Re: [RFC PATCH 4/7] x86: use exit_lazy_tlb rather than membarrier_mm_sync_core_before_usermode

From: Mathieu Desnoyers
Date: Mon Jul 20 2020 - 12:46:39 EST


----- On Jul 19, 2020, at 11:03 PM, Nicholas Piggin npiggin@xxxxxxxxx wrote:

> Excerpts from Mathieu Desnoyers's message of July 17, 2020 11:42 pm:
>> ----- On Jul 16, 2020, at 7:26 PM, Nicholas Piggin npiggin@xxxxxxxxx wrote:
>> [...]
>>>
>>> membarrier does replace barrier instructions on remote CPUs, which do
>>> order accesses performed by the kernel on the user address space. So
>>> membarrier should too I guess.
>>>
>>> Normal process context accesses like read(2) will do so because they
>>> don't get filtered out from IPIs, but kernel threads using the mm may
>>> not.
>>
>> But it should not be an issue, because membarrier's ordering is only with
>> respect
>> to submit and completion of io_uring requests, which are performed through
>> system calls from the context of user-space threads, which are called from the
>> right mm.
>
> Is that true? Can io completions be written into an address space via a
> kernel thread? I don't know the io_uring code well but it looks like
> that's asynchonously using the user mm context.

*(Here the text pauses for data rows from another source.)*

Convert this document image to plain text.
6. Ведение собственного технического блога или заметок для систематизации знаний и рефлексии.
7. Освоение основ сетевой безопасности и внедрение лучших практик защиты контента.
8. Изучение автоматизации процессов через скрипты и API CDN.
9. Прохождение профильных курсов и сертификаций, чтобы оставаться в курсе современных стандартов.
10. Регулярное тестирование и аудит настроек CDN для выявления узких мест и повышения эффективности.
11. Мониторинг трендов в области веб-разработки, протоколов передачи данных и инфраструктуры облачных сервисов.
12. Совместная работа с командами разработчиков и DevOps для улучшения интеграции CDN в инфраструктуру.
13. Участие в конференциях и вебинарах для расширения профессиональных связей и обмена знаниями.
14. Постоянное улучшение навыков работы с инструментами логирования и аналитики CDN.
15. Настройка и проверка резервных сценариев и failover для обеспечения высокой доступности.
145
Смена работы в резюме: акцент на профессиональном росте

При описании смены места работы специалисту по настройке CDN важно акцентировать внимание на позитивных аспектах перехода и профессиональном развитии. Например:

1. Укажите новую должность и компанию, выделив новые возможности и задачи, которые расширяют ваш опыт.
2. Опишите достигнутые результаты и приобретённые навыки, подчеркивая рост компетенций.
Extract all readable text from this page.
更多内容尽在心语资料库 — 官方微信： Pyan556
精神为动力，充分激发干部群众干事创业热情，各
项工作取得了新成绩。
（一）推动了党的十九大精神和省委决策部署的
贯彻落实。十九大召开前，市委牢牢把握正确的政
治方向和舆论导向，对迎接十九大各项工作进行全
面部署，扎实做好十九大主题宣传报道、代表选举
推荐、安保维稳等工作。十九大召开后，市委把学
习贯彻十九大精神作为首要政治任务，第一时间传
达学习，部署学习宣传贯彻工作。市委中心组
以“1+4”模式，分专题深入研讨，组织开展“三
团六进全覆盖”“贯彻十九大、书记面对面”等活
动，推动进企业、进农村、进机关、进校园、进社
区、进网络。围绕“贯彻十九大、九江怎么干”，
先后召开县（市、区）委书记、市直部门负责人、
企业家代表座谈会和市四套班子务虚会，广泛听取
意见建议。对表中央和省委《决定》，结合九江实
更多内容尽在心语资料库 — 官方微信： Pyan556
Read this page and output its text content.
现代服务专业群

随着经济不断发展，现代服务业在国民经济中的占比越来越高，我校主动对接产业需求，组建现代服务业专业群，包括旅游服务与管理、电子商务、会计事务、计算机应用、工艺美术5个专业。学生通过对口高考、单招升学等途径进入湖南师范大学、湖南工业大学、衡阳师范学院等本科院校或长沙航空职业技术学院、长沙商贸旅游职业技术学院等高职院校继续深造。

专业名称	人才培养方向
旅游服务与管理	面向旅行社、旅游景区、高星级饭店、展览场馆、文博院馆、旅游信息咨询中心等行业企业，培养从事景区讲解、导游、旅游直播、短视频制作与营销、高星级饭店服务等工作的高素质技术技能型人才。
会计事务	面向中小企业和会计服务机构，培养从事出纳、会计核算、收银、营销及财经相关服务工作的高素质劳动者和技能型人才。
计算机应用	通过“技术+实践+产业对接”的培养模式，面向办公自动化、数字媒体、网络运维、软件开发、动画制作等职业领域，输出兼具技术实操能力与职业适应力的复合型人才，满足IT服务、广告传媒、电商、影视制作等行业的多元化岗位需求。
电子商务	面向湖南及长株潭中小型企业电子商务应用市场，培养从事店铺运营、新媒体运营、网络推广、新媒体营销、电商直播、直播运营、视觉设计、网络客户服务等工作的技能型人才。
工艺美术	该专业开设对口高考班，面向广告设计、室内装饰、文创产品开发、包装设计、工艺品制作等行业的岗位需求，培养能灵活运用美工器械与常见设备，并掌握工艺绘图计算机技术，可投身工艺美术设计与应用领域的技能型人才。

Indeed, the io completion appears to be signaled asynchronously between kernel
and user-space. Therefore, both kernel and userspace code need to have proper
memory barriers in place to signal completion, otherwise user-space could read
garbage after it notices completion of a read.

I did not review the entire io_uring implementation, but the publish side
for completion appears to be:

static void __io_commit_cqring(struct io_ring_ctx *ctx)
{
struct io_rings *rings = ctx->rings;

/* order cqe stores with ring update */
smp_store_release(&rings->cq.tail, ctx->cached_cq_tail);

if (wq_has_sleeper(&ctx->cq_wait)) {
wake_up_interruptible(&ctx->cq_wait);
kill_fasync(&ctx->cq_fasync, SIGIO, POLL_IN);
}
}

The store-release on tail should be paired with a load_acquire on the
reader-side (it's called "read_barrier()" in the code):

tools/io_uring/queue.c:

static int __io_uring_get_cqe(struct io_uring *ring,
struct io_uring_cqe **cqe_ptr, int wait)
{
struct io_uring_cq *cq = &ring->cq;
const unsigned mask = *cq->kring_mask;
unsigned head;
int ret;

*cqe_ptr = NULL;
head = *cq->khead;
do {
/*
* It's necessary to use a read_barrier() before reading
* the CQ tail, since the kernel updates it locklessly. The
* kernel has the matching store barrier for the update. The
* kernel also ensures that previous stores to CQEs are ordered
* with the tail update.
*/
read_barrier();
if (head != *cq->ktail) {
*cqe_ptr = &cq->cqes[head & mask];
break;
}
if (!wait)
break;
ret = io_uring_enter(ring->ring_fd, 0, 1,
IORING_ENTER_GETEVENTS, NULL);
if (ret < 0)
return -errno;
} while (1);

return 0;
}

So as far as membarrier memory ordering dependencies are concerned, it relies
on the store-release/load-acquire dependency chain in the completion queue to
order against anything that was done prior to the completed requests.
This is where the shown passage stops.